Dalam konteks ini, feminis transnasional berpendapat bahwa pengalaman perempuan tidaklah seragam dan bahwa kapitalisme global menciptakan hubungan eksploitasi dan ketidaksetaraan yang serupa, sebuah konsep inti yang memungkinkan feminis di seluruh dunia menemukan dasar solidaritas. Selain itu, feminisme transnasional semakin memperumit kapitalisme global dan neoliberalisme. Ini berarti bahwa dalam gerakan aksi di seluruh dunia, kategori peran gender, bangsa, ras, kelas, dan orientasi seksual sedang diperiksa ulang untuk melawan struktur patriarki dan kapitalis.

Bidang akademik feminisme transnasional mengambil inspirasi dari teori feminis pascakolonial yang menekankan bagaimana warisan kolonial telah membentuk dan terus memengaruhi penindasan sosial, ekonomi, dan politik di seluruh dunia. Dalam gerakan ini, pengalaman dan identitas perempuan dipandang beragam dan kompleks, dan posisi serta kebutuhan yang berbeda dari berbagai aktor dalam menghadapi dampak globalisasi ditekankan. Perspektif ini mendorong solidaritas dalam skala global, mendorong perempuan untuk bekerja sama lintas batas dan perbedaan budaya.
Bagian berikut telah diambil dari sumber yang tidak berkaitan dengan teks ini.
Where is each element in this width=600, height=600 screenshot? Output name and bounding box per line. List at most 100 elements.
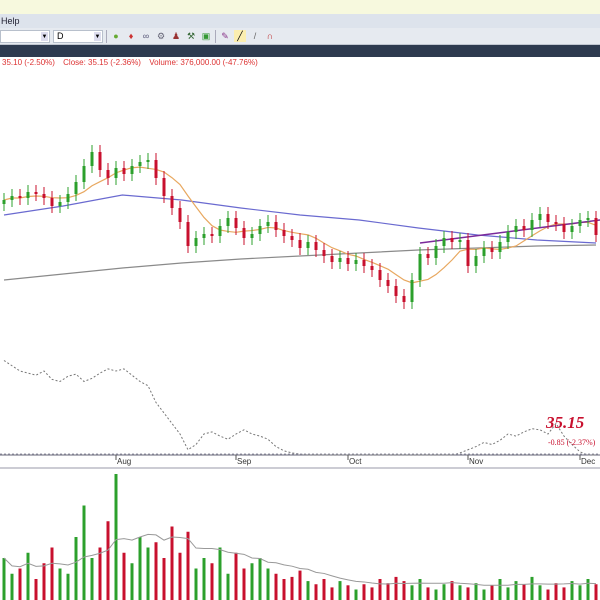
volume-bar — [90, 558, 94, 600]
chevron-down-icon[interactable]: ▼ — [94, 31, 101, 41]
volume-bar — [402, 581, 406, 600]
monitor-icon[interactable]: ▣ — [201, 31, 211, 41]
candle-body — [130, 166, 134, 174]
candle-body — [586, 218, 590, 220]
candle-body — [106, 170, 110, 178]
candle-body — [170, 196, 174, 208]
candle-body — [386, 280, 390, 286]
period-value: D — [57, 30, 64, 41]
month-label-dec: Dec — [581, 457, 596, 466]
volume-bar — [306, 581, 310, 600]
gear-icon[interactable]: ⚙ — [156, 31, 166, 41]
volume-bar — [266, 568, 270, 600]
volume-bar — [10, 573, 14, 600]
candle-body — [442, 238, 446, 246]
volume-bar — [26, 552, 30, 600]
refresh-icon[interactable]: ● — [113, 31, 119, 41]
volume-bar — [178, 552, 182, 600]
ma-mid-line — [3, 194, 597, 244]
candle-body — [482, 248, 486, 256]
volume-bar — [290, 576, 294, 600]
candle-body — [426, 254, 430, 258]
candle-body — [2, 200, 6, 204]
candle-body — [370, 266, 374, 270]
candle-body — [330, 256, 334, 262]
candle-body — [514, 226, 518, 232]
candle-body — [258, 226, 262, 234]
volume-bar — [570, 581, 574, 600]
candle-body — [538, 214, 542, 220]
person-icon[interactable]: ♟ — [171, 31, 181, 41]
binoculars-icon[interactable]: ∞ — [142, 31, 150, 41]
candle-body — [322, 250, 326, 256]
candle-body — [530, 220, 534, 230]
volume-bar — [458, 585, 462, 600]
line-tool-icon[interactable]: ╱ — [234, 30, 246, 42]
volume-bar — [314, 584, 318, 600]
volume-bar — [34, 579, 38, 600]
volume-bar — [74, 537, 78, 600]
volume-ma-line — [3, 533, 597, 586]
magnet-icon[interactable]: ∩ — [266, 31, 274, 41]
candle-body — [90, 152, 94, 166]
volume-bar — [530, 576, 534, 600]
candle-body — [202, 234, 206, 238]
candle-body — [554, 222, 558, 224]
period-combo[interactable]: D ▼ — [53, 29, 103, 43]
volume-bar — [98, 547, 102, 600]
volume-bar — [274, 573, 278, 600]
volume-bar — [506, 587, 510, 600]
info-close: Close: 35.15 (-2.36%) — [63, 58, 141, 67]
candle-body — [402, 296, 406, 302]
volume-bar — [162, 558, 166, 600]
volume-bar — [218, 547, 222, 600]
candle-body — [498, 242, 502, 252]
chevron-down-icon[interactable]: ▼ — [41, 31, 48, 41]
candle-body — [562, 224, 566, 232]
candle-body — [162, 178, 166, 196]
candle-body — [210, 234, 214, 236]
volume-bar — [170, 526, 174, 600]
candle-body — [154, 160, 158, 178]
volume-bar — [586, 579, 590, 600]
candle-body — [178, 208, 182, 222]
color-icon[interactable]: ♦ — [128, 31, 134, 41]
divider — [215, 29, 216, 43]
volume-bar — [226, 573, 230, 600]
pencil-icon[interactable]: / — [253, 31, 257, 41]
divider — [106, 29, 107, 43]
candle-body — [570, 226, 574, 232]
volume-bar — [338, 581, 342, 600]
candle-body — [450, 238, 454, 242]
volume-bar — [394, 576, 398, 600]
candle-body — [578, 220, 582, 226]
candle-body — [266, 222, 270, 226]
volume-bar — [146, 547, 150, 600]
candle-body — [186, 222, 190, 246]
volume-bar — [434, 589, 438, 600]
volume-bar — [538, 585, 542, 600]
volume-bar — [66, 573, 70, 600]
volume-bar — [482, 589, 486, 600]
volume-bar — [474, 583, 478, 600]
menu-help[interactable]: Help — [1, 16, 20, 26]
magic-wand-icon[interactable]: ⚒ — [186, 31, 196, 41]
price-info-line: 35.10 (-2.50%) Close: 35.15 (-2.36%) Vol… — [2, 58, 264, 67]
candle-body — [594, 218, 598, 235]
volume-bar — [386, 583, 390, 600]
candle-body — [146, 160, 150, 162]
volume-bar — [594, 584, 598, 600]
volume-bar — [490, 585, 494, 600]
volume-bar — [50, 547, 54, 600]
volume-bar — [378, 579, 382, 600]
draw-icon[interactable]: ✎ — [221, 31, 229, 41]
volume-bar — [194, 568, 198, 600]
volume-bar — [42, 563, 46, 600]
month-label-aug: Aug — [117, 457, 132, 466]
candle-body — [26, 192, 30, 198]
candle-body — [306, 242, 310, 248]
symbol-combo[interactable]: ▼ — [0, 29, 50, 43]
candle-body — [506, 232, 510, 242]
info-low: 35.10 (-2.50%) — [2, 58, 55, 67]
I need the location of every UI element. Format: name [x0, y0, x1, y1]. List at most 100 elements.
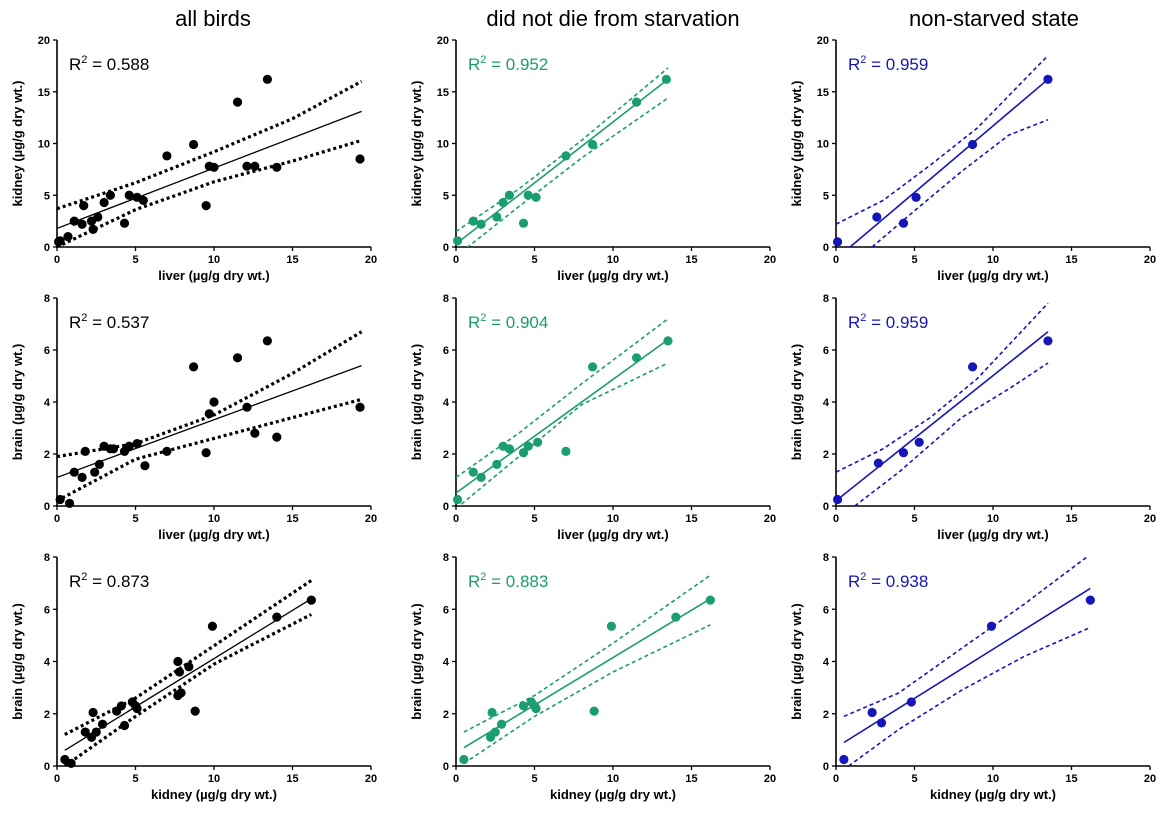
- panel-r2c2-y-tick-label-1: 2: [443, 449, 449, 461]
- panel-r2c3-point-5: [1043, 336, 1053, 346]
- panel-r3c1-point-18: [190, 706, 200, 716]
- panel-r2c1-point-16: [201, 448, 211, 458]
- panel-r3c1-point-2: [80, 727, 90, 737]
- panel-r2c1-x-tick-label-0: 0: [54, 513, 60, 525]
- panel-r1c2-point-3: [492, 212, 502, 222]
- panel-r2c2-point-12: [663, 336, 673, 346]
- panel-r1c1-point-22: [250, 161, 260, 171]
- panel-r3c2-point-9: [589, 706, 599, 716]
- panel-r3c2-r2-label: R2 = 0.883: [468, 571, 548, 591]
- panel-r3c2-x-tick-label-1: 5: [531, 773, 537, 785]
- panel-r1c2-x-tick-label-0: 0: [453, 254, 459, 266]
- panel-r2c1-y-tick-label-4: 8: [44, 293, 50, 305]
- panel-r1c3-x-tick-label-2: 10: [987, 254, 999, 266]
- panel-r1c1-point-10: [105, 190, 115, 200]
- panel-r1c1-point-3: [69, 216, 79, 226]
- panel-r1c2-point-11: [631, 97, 642, 107]
- panel-r2c2-point-7: [523, 441, 533, 451]
- panel-r1c2-point-8: [531, 192, 541, 202]
- panel-r3c2-y-tick-label-1: 2: [443, 709, 449, 721]
- panel-r3c2-y-tick-label-0: 0: [443, 761, 449, 773]
- panel-r3c3-point-1: [867, 707, 877, 718]
- panel-r3c3-y-tick-label-3: 6: [823, 604, 829, 616]
- panel-r3c1-x-tick-label-3: 15: [286, 773, 298, 785]
- panel-r1c3-point-4: [967, 139, 978, 150]
- panel-r3c1-point-12: [132, 703, 142, 714]
- panel-r2c2-regression-line: [456, 338, 669, 494]
- panel-r2c2-point-1: [468, 467, 478, 477]
- panel-r3c1-x-axis-label: kidney (µg/g dry wt.): [151, 787, 277, 802]
- panel-r3c3-point-2: [876, 718, 887, 728]
- panel-r3c3-x-axis-label: kidney (µg/g dry wt.): [930, 787, 1056, 802]
- panel-r1c3-point-0: [832, 237, 843, 247]
- panel-r2c2-x-axis-label: liver (µg/g dry wt.): [557, 527, 669, 542]
- panel-r1c3-point-1: [872, 212, 882, 222]
- panel-r3c1-point-5: [91, 727, 101, 737]
- panel-r2c2-y-tick-label-4: 8: [443, 293, 449, 305]
- panel-r1c2-x-tick-label-1: 5: [531, 254, 537, 266]
- panel-r2c2-point-0: [452, 494, 463, 505]
- panel-r2c2-ci-upper-line: [456, 318, 669, 479]
- panel-r1c1-y-tick-label-3: 15: [38, 87, 50, 99]
- panel-r1c1-point-15: [162, 151, 172, 161]
- panel-r2c1-ci-upper-line: [57, 330, 363, 459]
- panel-r3c1-point-17: [184, 662, 194, 672]
- panel-r2c1-point-2: [69, 467, 79, 477]
- panel-r1c1-y-tick-label-4: 20: [38, 35, 50, 47]
- panel-r2c3-point-4: [967, 362, 978, 372]
- panel-r2c2-point-10: [587, 362, 598, 372]
- panel-r2c3-y-tick-label-1: 2: [823, 449, 829, 461]
- panel-r1c3-x-tick-label-0: 0: [833, 254, 839, 266]
- panel-r1c3-ci-lower-line: [871, 118, 1049, 247]
- panel-r2c3-r2-label: R2 = 0.959: [848, 312, 928, 332]
- panel-r2c3-ci-upper-line: [836, 302, 1049, 473]
- panel-r2c3-x-tick-label-4: 20: [1144, 513, 1156, 525]
- panel-r3c1-point-6: [97, 719, 108, 729]
- panel-r2c1-x-tick-label-3: 15: [286, 513, 298, 525]
- panel-r2c2-point-3: [492, 459, 502, 469]
- panel-r2c1-x-axis-label: liver (µg/g dry wt.): [158, 527, 270, 542]
- panel-r1c3-ci-upper-line: [836, 54, 1049, 225]
- column-title-no-starvation: did not die from starvation: [486, 6, 739, 31]
- panel-r1c3-point-2: [898, 218, 909, 228]
- panel-r3c1-r2-label: R2 = 0.873: [69, 571, 149, 591]
- panel-r2c3-point-1: [873, 458, 883, 468]
- panel-r3c2-x-tick-label-3: 15: [685, 773, 697, 785]
- panel-r3c2-y-tick-label-2: 4: [443, 657, 450, 669]
- panel-r3c3-y-tick-label-2: 4: [823, 657, 830, 669]
- panel-r3c2-x-tick-label-4: 20: [764, 773, 776, 785]
- panel-r1c1-point-25: [355, 154, 365, 164]
- panel-r1c1-point-7: [88, 224, 98, 235]
- panel-r3c1: 0 5 10 15 20 0 2 4 6 8 kidney (µg/g dry wt.) brain …: [10, 552, 377, 802]
- panel-r1c1-x-tick-label-0: 0: [54, 254, 60, 266]
- panel-r1c2-point-6: [518, 218, 529, 228]
- panel-r3c2: 0 5 10 15 20 0 2 4 6 8 kidney (µg/g dry wt.) brain …: [409, 552, 776, 802]
- panel-r3c3-point-0: [839, 754, 849, 765]
- panel-r1c2-point-12: [661, 74, 671, 84]
- panel-r2c1-point-17: [204, 409, 214, 419]
- panel-r1c1-point-9: [99, 197, 109, 208]
- panel-r3c1-x-tick-label-2: 10: [208, 773, 220, 785]
- panel-r3c2-point-4: [496, 719, 507, 729]
- panel-r3c1-ci-upper-line: [64, 579, 313, 737]
- panel-r1c2-y-tick-label-3: 15: [437, 87, 449, 99]
- panel-r1c1-point-8: [93, 212, 103, 222]
- panel-r2c3-y-tick-label-3: 6: [823, 345, 829, 357]
- panel-r1c1-x-tick-label-1: 5: [132, 254, 138, 266]
- panel-r1c2-regression-line: [456, 78, 669, 245]
- panel-r2c2-y-tick-label-0: 0: [443, 501, 449, 513]
- panel-r3c1-point-19: [207, 621, 218, 631]
- panel-r3c2-x-axis-label: kidney (µg/g dry wt.): [550, 787, 676, 802]
- panel-r2c2-x-tick-label-1: 5: [531, 513, 537, 525]
- panel-r3c3-point-5: [1085, 595, 1095, 605]
- panel-r2c1-point-20: [242, 402, 252, 412]
- panel-r1c2-y-tick-label-0: 0: [443, 242, 449, 254]
- column-titles: all birds did not die from starvation no…: [175, 6, 1079, 31]
- panel-r2c3-point-0: [832, 494, 843, 505]
- column-title-non-starved: non-starved state: [909, 6, 1079, 31]
- panel-r2c1-y-tick-label-0: 0: [44, 501, 50, 513]
- panel-r3c2-point-3: [490, 727, 500, 737]
- panel-r2c1-x-tick-label-2: 10: [208, 513, 220, 525]
- panel-r1c3-y-tick-label-1: 5: [823, 190, 829, 202]
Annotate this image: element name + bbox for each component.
Feminisme transnasional menolak gagasan ideal tentang "persaudaraan global" dan mengakui penindasan gerakan perempuan oleh, dan terkadang keterlibatan dalam, kolonialisme, rasisme, dan imperialisme.

Sejak tahun 1970-an, globalisasi telah dipercepat, sebuah proses yang telah membuat negara-negara saling bergantung secara politik, ekonomi, dan sosial. Perluasan pasar bebas yang terkait disertai dengan ideologi neoliberalisme yang dominan, terutama di negara-negara Dunia Ketiga, di mana liberalisasi pasar dan melemahnya perlindungan sosial yang disebabkan oleh program penyesuaian struktural, mengintensifkan permintaan tenaga kerja perempuan.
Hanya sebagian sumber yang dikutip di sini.